Southern Theatre Command deputy commander Dong Jun, PLA Hong Kong garrison commander Tan Benhong and political commissar Yue Shixin, as well as senior officials from Beijing’s liaison office and the foreign ministry’s commission in Hong Kong also attended the ceremony.
Many Hongkongers at the event said they were there with groups organised by the Fujian Association, Yuen Long Rural Committee and other organisations.
“I didn’t get a ticket to visit the Liaoning carrier and the three warships, and I’ve never visited the Stonecutter naval base before, so I am very excited to say goodbye to the flotilla here,” Rainbow Sum, a 68-year-old Hongkonger, told the Post.
Her friend Jenny Chan said she was glad to receive souvenirs distributed by organisers, including a sun cap, a reusable bag that can be used as vehicle sunshade, a Chinese national flag and a Hong Kong flag.
The three warships were guided out of Stonecutters Bay by two Hong Kong marine police vessels at about 10.30am and sailed across Victoria Harbour before leaving the city.
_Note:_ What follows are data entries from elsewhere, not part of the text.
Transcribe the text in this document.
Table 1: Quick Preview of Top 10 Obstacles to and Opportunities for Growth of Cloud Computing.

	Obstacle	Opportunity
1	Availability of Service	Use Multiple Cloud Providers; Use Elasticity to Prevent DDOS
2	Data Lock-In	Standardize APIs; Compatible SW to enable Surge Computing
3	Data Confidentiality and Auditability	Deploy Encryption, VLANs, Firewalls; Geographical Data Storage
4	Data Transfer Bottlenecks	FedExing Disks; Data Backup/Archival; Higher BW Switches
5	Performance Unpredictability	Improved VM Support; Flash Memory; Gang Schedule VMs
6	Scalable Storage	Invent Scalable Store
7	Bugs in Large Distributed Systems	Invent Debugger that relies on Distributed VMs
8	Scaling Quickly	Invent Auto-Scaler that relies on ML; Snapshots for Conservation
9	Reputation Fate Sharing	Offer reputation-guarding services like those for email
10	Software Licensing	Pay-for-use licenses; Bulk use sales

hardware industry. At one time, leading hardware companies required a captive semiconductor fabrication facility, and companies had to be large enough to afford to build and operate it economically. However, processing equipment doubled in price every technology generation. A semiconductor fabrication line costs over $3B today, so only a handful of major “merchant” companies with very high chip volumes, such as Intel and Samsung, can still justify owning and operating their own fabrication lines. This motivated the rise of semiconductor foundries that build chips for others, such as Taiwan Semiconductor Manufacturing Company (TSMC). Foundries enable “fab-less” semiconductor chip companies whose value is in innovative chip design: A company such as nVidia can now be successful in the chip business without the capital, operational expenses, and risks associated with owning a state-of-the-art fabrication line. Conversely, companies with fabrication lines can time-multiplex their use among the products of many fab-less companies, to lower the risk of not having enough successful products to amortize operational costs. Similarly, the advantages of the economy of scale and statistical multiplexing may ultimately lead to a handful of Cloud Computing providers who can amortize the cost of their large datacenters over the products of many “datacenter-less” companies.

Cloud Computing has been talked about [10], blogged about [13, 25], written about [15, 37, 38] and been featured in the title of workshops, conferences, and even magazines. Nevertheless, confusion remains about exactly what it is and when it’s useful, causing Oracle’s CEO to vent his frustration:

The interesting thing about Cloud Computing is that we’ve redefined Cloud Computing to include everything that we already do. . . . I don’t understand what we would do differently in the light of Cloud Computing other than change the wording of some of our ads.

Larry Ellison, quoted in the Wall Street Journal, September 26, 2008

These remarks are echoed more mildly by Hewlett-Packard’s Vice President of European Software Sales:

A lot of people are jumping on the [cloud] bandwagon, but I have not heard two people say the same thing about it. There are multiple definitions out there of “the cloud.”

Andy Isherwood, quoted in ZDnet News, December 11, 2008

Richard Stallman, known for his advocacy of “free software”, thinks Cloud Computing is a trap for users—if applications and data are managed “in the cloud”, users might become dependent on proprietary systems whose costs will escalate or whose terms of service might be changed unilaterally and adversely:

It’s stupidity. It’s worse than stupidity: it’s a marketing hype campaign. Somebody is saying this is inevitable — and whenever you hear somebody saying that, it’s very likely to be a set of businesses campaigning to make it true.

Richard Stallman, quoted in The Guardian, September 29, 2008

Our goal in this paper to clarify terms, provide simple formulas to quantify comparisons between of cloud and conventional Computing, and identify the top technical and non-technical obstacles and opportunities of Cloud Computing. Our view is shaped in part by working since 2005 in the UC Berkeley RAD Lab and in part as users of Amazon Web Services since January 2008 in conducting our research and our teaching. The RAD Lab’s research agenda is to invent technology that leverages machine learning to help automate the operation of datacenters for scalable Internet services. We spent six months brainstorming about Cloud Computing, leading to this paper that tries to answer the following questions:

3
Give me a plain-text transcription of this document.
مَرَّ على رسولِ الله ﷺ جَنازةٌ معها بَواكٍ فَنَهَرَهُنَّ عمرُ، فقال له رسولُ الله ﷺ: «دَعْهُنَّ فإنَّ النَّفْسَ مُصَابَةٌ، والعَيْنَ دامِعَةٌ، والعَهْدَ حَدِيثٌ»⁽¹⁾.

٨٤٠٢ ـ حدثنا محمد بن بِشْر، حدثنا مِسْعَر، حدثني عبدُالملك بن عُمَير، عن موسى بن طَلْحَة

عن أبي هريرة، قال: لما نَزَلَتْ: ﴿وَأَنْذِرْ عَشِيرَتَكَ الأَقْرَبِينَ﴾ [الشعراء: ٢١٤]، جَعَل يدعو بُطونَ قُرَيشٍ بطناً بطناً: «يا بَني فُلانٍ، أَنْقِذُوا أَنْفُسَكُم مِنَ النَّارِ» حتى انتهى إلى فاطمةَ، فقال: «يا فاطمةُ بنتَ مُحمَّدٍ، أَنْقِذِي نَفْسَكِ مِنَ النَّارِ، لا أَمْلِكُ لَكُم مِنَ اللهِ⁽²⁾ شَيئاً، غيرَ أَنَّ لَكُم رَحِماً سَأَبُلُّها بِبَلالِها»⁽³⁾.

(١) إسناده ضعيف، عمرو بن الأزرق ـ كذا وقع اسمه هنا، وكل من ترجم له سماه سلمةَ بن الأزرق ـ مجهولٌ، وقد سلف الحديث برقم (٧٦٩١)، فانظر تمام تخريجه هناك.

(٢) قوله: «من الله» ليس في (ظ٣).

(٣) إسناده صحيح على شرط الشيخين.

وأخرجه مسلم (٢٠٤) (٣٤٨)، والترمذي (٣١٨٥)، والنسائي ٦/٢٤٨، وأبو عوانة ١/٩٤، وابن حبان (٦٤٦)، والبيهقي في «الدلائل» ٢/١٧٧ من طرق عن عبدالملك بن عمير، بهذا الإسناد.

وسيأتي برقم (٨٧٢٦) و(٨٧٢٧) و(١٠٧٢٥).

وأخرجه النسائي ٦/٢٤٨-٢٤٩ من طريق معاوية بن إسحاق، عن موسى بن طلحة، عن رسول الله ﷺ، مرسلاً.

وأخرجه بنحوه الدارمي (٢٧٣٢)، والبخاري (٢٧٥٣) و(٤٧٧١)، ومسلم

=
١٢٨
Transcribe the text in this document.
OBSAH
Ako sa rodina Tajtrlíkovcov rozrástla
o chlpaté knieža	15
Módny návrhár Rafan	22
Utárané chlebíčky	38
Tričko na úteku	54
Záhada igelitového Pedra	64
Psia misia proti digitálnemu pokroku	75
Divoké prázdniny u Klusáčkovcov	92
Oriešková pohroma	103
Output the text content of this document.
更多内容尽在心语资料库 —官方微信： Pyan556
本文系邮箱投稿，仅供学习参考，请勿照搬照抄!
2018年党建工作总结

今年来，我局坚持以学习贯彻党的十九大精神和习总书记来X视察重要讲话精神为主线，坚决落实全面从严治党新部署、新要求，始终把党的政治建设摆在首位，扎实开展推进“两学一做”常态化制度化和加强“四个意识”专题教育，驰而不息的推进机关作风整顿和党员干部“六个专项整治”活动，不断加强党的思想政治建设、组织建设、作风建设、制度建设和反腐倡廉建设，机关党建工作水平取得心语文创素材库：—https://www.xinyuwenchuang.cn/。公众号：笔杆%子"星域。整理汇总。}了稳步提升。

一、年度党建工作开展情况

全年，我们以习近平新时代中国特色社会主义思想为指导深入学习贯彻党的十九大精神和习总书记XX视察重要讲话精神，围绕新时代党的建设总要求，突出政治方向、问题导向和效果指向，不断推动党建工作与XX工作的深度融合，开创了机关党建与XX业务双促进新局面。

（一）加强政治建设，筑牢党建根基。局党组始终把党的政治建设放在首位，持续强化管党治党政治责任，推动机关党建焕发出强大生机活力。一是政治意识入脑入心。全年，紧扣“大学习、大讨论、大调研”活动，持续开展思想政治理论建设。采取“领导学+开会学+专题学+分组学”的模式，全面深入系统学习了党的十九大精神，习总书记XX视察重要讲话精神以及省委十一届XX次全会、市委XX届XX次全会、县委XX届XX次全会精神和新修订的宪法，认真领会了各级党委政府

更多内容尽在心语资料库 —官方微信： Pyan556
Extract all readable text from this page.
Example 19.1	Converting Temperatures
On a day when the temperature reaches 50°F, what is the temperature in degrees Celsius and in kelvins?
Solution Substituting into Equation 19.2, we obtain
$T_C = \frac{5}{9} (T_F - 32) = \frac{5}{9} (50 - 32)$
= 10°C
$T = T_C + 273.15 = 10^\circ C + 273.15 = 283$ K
The carrier headed south and exited via the Lamma Channel.
The flotilla is set to regroup and continue its scheduled drills in another region after leaving Hong Kong.
An official from the local garrison of the People’s Liberation Army told the South China Morning Post that sailors on board the Liaoning had been impressed by Hong Kong and expressed hopes to visit the city again.
“Destroyer and frigate sailors have had many opportunities to go to foreign countries and dock at big cities, but for those serving on the Liaoning, it is their first time travelling outside the mainland. And this time it is Hong Kong, and most of them are here for the first time,” said the official, who requested anonymity.
“They were impressed by Hong Kong, a port city which they find really modern and international. Hong Kong has plenty of marine transportation companies, which have provided high-quality logistical support for the Liaoning flotilla’s port call,” he added.
Hundreds of people lined up along the waterfront to wave goodbye and take photographs of the three warships as they sailed through Victoria Harbour at about 11.10am.
Cheng Kwok-lun, 40, arrived at the Tsim Sha Tsui waterfront at about 7am, afraid that he would be late and miss the vessels.
“It’s OK, I have the patience. It’s worth it for that one shot of the warships,” he said. “I’ve always looked at these warships in magazines and newspapers, and right now this is a good chance for me to see them in person.”
Watch: China’s Liaoning aircraft carrier leaves Hong Kong
Echoing the sentiment, 70-year-old Mr Kwok said: “There are three warships passing by today, and I couldn’t get tickets to the Liaoning [earlier], that’s why I am here.”
“I think it’s nice change that the Chinese are showing us their warships. Having lived in Hong Kong for my entire life, I am numb to the daily happenings. This is a good initiative.”
For the Jones family from the United Kingdom, who touched down in Hong Kong on Monday night, the ships were an unexpected bonus after they decided to make Victoria Harbour their first stop for the day.
“We totally weren’t expecting to be able to view the warships! We heard about them in the news, but we did not make any specific plans. Today is our lucky day,” said Richard Jones, 44.
Ana Law, 38, and her 11-year old-daughter crossed the border from Shenzhen at 6.30am to catch a glimpse of the vessels.
“The warships did not even bother to make a stop at Shenzhen, and we didn’t even have the chance to view our own country’s military ships. We have never seen them before.
“We have always been interested in the history of the Liaoning, and it’s a good chance to see our country’s military prowess,” Law said.